A 1995 Supreme Court decision creates an exception to the exclusionary rule when arrests are made because of erroneous court records, the story explains. The case before the justices asks whether the prior ruling should be extended to cover mistaken police records.

Pamela S. Karlan argued that police errors should count against police, and that enforcing the exclusionary rule in this case will lead to better-kept police records.

Chief Justice John G. Roberts Jr. suggested that police may be struggling with technology and budget issues, according to the newspaper’s account. “They probably don’t have the latest version of WordPerfect, or whatever it is,” he said.

Karlan said those problems don’t justify an exception. “There’s not a Barney Fife defense to the violation of the Fourth Amendment,” she said.

The case is Herring v. United States.

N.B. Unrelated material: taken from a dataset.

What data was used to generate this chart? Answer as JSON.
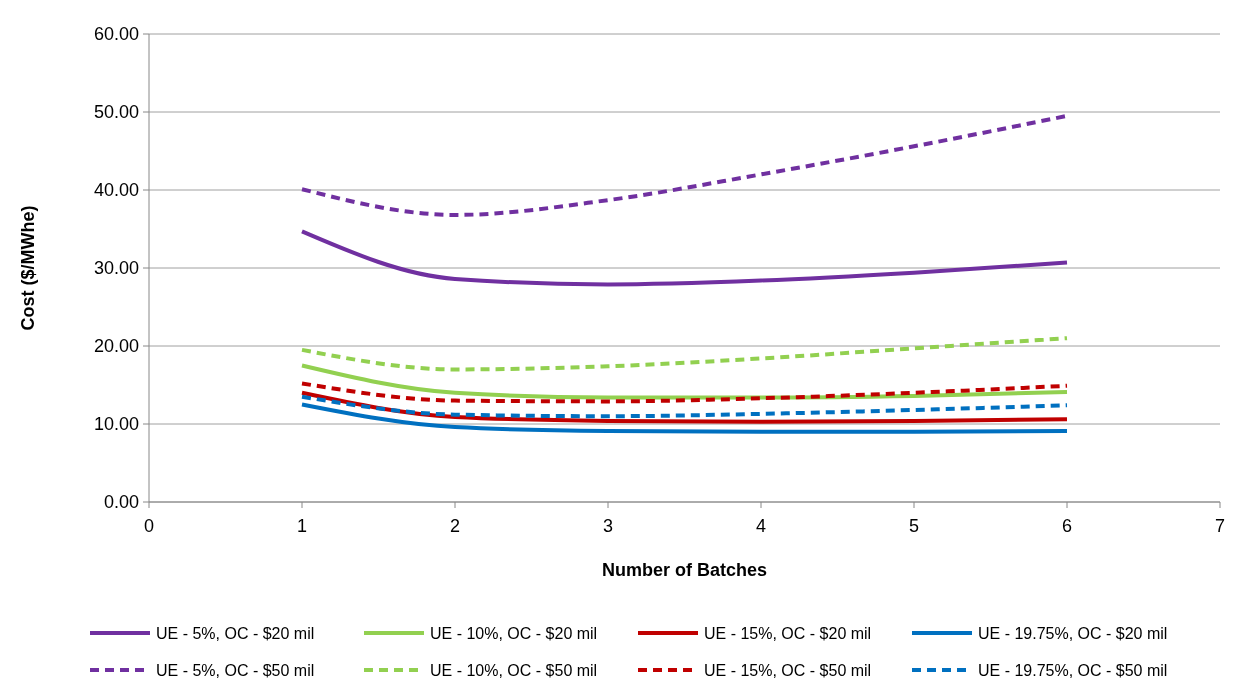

A second evidence case before the court yesterday, Arizona v. Gant, concerns whether police may search a car parked in a driveway after its driver was arrested on a warrant, handcuffed and placed in a squad car. The state argued the search was justified as being incident to arrest, Law.com reports.

The Daily Journal (sub. req.) reports that the justices appeared reluctant to suppress the evidence in the first case, but some justices appeared to have a problem with the search in the car case. Several justices noted that the rule allowing a car search incident to arrest rests on a rationale that the offender may pose a continuing threat—a rationale not present in the case of the handcuffed suspect in the back of a police car.